Après cinq premiers épisodes (on oubliera le sixième, dessiné par Ed McGuiness, qui retombait dans la farce navrante de l'époque Loeb) où il a envoyés le Hulk rouge en mission avec un chaperon (Iron Man, Thor, Namor, Rick Jones), Parker adjoint à son héros trois androïdes (les LMD Annie, Chuck et Gus) et lui inflige de nouveaux tourments, plus existentiels (les bombes dans sa tête l'obligeant à garder son apparence monstrueuse et le condamnant à être traqué par Fortean et Zero/One). Si ces nouveaux chapitres offrent encore leur lot de bagarres homériques (contre des géants de pierre, un tueur insaisissable, des aliens belliqueux, Zzzaxx et le nouveau MODOK), l'impossibilité de Rulk de se reposer (et même quand il le peut, il est assailli par des cauchemars) le mine moralement.
Cette direction narrative est très bien vue car elle donne une humanité au personnage, de la maturité au récit, et Parker réussit parfaitement à transcrire à la fois la tension, l'énergie des combats, et la lassitude qui gagne le militaire que reste Ross.

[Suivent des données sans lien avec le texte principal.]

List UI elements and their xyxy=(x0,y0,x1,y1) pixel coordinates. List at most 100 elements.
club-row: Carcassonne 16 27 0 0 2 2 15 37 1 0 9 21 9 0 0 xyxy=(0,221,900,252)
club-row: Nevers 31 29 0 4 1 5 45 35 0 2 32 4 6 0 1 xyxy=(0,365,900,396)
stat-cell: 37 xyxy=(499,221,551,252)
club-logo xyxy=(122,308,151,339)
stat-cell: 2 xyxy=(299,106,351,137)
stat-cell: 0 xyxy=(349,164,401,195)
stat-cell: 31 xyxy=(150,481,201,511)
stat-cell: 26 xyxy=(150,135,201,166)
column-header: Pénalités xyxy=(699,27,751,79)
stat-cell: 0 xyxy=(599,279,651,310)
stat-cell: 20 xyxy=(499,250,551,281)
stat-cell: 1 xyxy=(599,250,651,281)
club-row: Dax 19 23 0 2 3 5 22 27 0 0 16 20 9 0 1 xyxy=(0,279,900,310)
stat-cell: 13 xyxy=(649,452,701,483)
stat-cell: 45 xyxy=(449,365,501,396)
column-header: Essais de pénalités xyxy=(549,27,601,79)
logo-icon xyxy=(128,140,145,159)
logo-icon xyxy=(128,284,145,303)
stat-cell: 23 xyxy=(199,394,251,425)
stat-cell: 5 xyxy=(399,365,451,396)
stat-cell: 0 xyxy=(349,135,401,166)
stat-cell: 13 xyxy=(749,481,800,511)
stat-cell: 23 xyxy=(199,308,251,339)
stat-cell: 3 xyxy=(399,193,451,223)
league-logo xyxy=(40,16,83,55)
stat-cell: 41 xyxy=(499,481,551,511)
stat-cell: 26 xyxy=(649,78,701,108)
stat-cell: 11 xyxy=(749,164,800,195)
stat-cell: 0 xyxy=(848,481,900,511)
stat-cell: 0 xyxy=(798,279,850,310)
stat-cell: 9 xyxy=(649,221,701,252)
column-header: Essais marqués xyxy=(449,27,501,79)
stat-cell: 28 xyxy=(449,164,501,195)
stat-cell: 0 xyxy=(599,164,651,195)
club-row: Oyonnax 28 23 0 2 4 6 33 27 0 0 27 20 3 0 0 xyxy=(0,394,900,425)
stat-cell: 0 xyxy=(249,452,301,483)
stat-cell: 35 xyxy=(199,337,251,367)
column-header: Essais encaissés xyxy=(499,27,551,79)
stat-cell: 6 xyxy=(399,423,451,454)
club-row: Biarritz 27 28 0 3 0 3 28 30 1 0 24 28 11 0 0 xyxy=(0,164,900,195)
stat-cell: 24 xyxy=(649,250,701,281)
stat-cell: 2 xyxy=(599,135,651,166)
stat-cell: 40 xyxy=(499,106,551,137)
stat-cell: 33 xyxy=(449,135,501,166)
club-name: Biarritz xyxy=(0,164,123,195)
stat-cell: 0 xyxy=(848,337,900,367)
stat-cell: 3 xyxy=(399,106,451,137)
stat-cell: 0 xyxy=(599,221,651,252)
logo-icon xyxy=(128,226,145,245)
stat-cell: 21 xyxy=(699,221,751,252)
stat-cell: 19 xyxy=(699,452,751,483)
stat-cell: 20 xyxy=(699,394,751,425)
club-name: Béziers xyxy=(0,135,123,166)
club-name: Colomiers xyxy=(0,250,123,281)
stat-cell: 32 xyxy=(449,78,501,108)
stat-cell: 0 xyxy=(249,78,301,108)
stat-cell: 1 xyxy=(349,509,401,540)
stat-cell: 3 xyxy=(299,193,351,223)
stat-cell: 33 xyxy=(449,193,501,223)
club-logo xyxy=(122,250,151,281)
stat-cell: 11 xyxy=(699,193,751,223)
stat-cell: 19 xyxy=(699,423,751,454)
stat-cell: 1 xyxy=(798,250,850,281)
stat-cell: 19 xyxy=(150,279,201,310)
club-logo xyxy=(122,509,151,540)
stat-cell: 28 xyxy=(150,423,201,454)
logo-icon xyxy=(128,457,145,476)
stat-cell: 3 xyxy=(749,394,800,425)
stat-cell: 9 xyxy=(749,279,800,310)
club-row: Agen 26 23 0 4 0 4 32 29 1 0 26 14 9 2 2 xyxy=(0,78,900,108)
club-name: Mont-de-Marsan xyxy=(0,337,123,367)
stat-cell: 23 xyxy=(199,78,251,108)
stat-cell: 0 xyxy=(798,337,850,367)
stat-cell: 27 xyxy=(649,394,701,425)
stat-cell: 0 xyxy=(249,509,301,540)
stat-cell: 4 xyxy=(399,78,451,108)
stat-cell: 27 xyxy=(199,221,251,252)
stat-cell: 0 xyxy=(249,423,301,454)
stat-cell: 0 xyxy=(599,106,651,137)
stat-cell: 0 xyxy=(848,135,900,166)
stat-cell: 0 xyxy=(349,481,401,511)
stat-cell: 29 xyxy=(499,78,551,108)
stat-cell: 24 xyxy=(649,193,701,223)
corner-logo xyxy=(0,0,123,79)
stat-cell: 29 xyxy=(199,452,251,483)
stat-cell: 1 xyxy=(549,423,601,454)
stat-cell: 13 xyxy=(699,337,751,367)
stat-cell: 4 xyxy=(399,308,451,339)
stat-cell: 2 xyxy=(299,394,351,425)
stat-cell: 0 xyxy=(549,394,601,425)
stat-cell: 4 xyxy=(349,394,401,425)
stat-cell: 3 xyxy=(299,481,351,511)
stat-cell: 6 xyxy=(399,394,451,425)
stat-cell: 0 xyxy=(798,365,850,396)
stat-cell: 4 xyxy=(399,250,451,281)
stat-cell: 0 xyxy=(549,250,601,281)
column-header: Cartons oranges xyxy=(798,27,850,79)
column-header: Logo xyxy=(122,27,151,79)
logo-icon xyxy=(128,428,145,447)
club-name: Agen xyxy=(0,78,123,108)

La relation qui se noue et est développée par petites touches entre Annie et Rulk nuance également de manière trouble le scénario, le héros semblant vouloir protéger l'androïde comme il n'a pas pu le faire avec sa fille Betty.
Il y a donc plein de bonnes idées dans les manoeuvres de Parker, même si l'intermède Planet Red Hulk (en forme de clin d'oeil à la saga Planet Hulk de Greg Pak) est beaucoup moins réussie. En revanche, l'introduction d'Omegex (un chasseur cosmique, évoquant beaucoup le Destroyer de Thor) promet beaucoup pour la suite.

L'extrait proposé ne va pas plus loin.